For quite some time now, the telecom industry has been witnessing the combined forces of convergence and deregulation, modeling the entire landscape of the industry with new trends. Contrary to what we could have anticipated, these trends could not simplify the infrastructure and scenario, and this transformation has resulted in an explosion of the types and numbers of telecom networks, services and applications, operators and service providers. The telecom world of critical heterogeneous elements exerts a demand for the concept of interoperability based on its variations like interoperability of networks and applications among operators. And thus, in order to set a foundation for critical command, control and intelligence of the telecommunication networks, achieving network interoperability has become one of the most challenging and important issues confronting the telecom operators’ community.
What is Network Interoperability?
Network Interoperability is the continuous ability to send and receive data among the interconnected networks, providing the quality level expected by the end user without any negative impact to the sending and receiving networks. Specifically, network interoperability refers to the functional interworking of telecom services across multi-vendor, multi-carrier inter-connections working under stressful or even normal conditions, as per the applicable standards and required specifications.
Why is network interoperability important?
Network interoperability becomes indispensable in order to achieve end-to-end connectivity. The more diverse networks exist, the greater becomes the need to ensure that they can interoperate in order to make end-to-end communication possible.
The benefits of interoperability to all elements of the value chain:
- The user benefits as he can communicate with whom he wants to with a single terminal.
- The telecom operator benefits as it can select the best equipment available from different manufacturers based on best performance and prices.
- The product/service manufacturer benefits as it can extend the same equipment set to different operators.
What are the challenges associated with the implementation of Network Interoperability?
There exist a host of reasons why implementing network interoperability successfully is considered difficult. Fundamental to all those problems is the correct balance between the telecom operator’s liabilities and benefits associated with these activities. From the cost perspective, designing the network architecture for interoperability implies the willingness to accept complex set of benefits and associated liabilities. The telecom operators are acutely sensitive to five major liabilities that can be incurred:
- Increased cost of acquisition associated with the addition of interoperable network/application modes
- Added cost and complexity of adding features to achieve all network compatibility
- Increased time for acquiring a new system (time to accept interoperability features and perform proper testing required to certify interoperability)
- Increased complexity and cost associated with the management of the configuration of interfaces
- Increased power and decreased speed to accommodate modes providing backward compatibility
How to achieve interoperability?
Network interoperability being the ability of two networks to communicate can be achieved in two ways: either by having the two networks confirm to a common protocol standard or by defining a standard interface to which all networks need to adhere, or by providing a gateway that translates between the two protocols.

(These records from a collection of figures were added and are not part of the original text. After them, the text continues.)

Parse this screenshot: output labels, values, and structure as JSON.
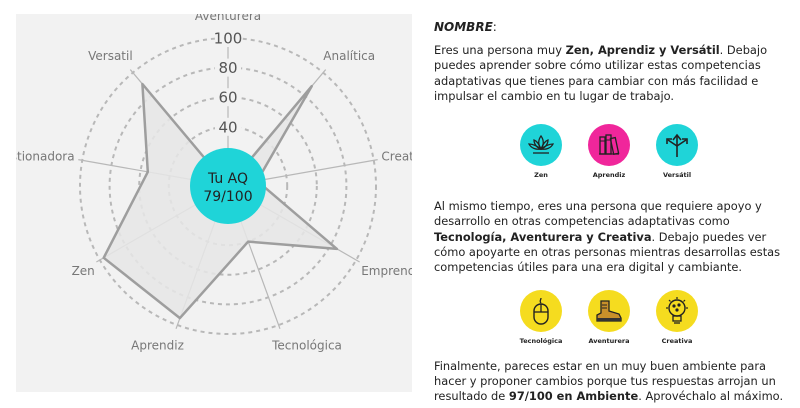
{
  "radar": {
    "axes": [
      {
        "name": "Aventurera",
        "value": 0
      },
      {
        "name": "Analítica",
        "value": 88
      },
      {
        "name": "Creativa",
        "value": 20
      },
      {
        "name": "Emprendedora",
        "value": 85
      },
      {
        "name": "Tecnológica",
        "value": 40
      },
      {
        "name": "Aprendiz",
        "value": 95
      },
      {
        "name": "Zen",
        "value": 97
      },
      {
        "name": "Cuestionadora",
        "value": 55
      },
      {
        "name": "Versatil",
        "value": 90
      }
    ],
    "ticks": [
      "40",
      "60",
      "80",
      "100"
    ],
    "center_title": "Tu AQ",
    "center_score": "79/100",
    "colors": {
      "panel": "#f2f2f2",
      "grid": "#b8b8b8",
      "polygon_fill": "#e6e6e6",
      "polygon_stroke": "#9e9e9e",
      "center": "#1fd4d8"
    }
  },
  "text": {
    "name_label": "NOMBRE",
    "name_suffix": ":",
    "p1_a": "Eres una persona muy ",
    "p1_b": "Zen, Aprendiz y Versátil",
    "p1_c": ". Debajo puedes aprender sobre cómo utilizar estas competencias adaptativas que tienes para cambiar con más facilidad e impulsar el cambio en tu lugar de trabajo.",
    "p2_a": "Al mismo tiempo, eres una persona que requiere apoyo y desarrollo en otras competencias adaptativas como ",
    "p2_b": "Tecnología, Aventurera y Creativa",
    "p2_c": ". Debajo puedes ver cómo apoyarte en otras personas mientras desarrollas estas competencias útiles para una era digital y cambiante.",
    "p3_a": "Finalmente, pareces estar en un muy buen ambiente para hacer y proponer cambios porque tus respuestas arrojan un resultado de ",
    "p3_b": "97/100 en Ambiente",
    "p3_c": ". Aprovéchalo al máximo."
  },
  "strengths": [
    {
      "label": "Zen",
      "icon": "lotus-icon",
      "color": "#1fd4d8"
    },
    {
      "label": "Aprendiz",
      "icon": "books-icon",
      "color": "#f0269b"
    },
    {
      "label": "Versátil",
      "icon": "arrows-icon",
      "color": "#1fd4d8"
    }
  ],
  "weaknesses": [
    {
      "label": "Tecnológica",
      "icon": "mouse-icon",
      "color": "#f5dc1f"
    },
    {
      "label": "Aventurera",
      "icon": "boot-icon",
      "color": "#f5dc1f"
    },
    {
      "label": "Creativa",
      "icon": "lightbulb-icon",
      "color": "#f5dc1f"
    }
  ]
}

Interoperability can be enabled at different stages of development through the following methods:
- Before any standard implementation, various barriers to interoperability can be minimized or even avoided. These barriers included proprietary standards and increasingly complex structures due to the convergence of multimedia services, competition among standard bodies, explosion of a number of operators due to deregulation and competition.
- The next step includes concentrating on a correct standardization approach. Interoperability can be enabled in a multi-network, multi-service environment. The specifications of the standardization should properly cover the architecture, requirements and protocols.
- Testing becomes the last step: conformance and interoperability testing in order to check that the equipment and network confirm to the standards.
The core need to evolve to a next-generation interoperable network is the attaining a converged IP infrastructure capable of carrying the voice, video and data service all together through a single connection. Thus, the concept of network interoperability may be anticipated to be the fundamental of evolution from a “one network-one service” approach to a “one network-many services” approach. The concept will gradually shift the telecom network to a next-generation access reducing any bandwidth bottlenecks existing today at the access level.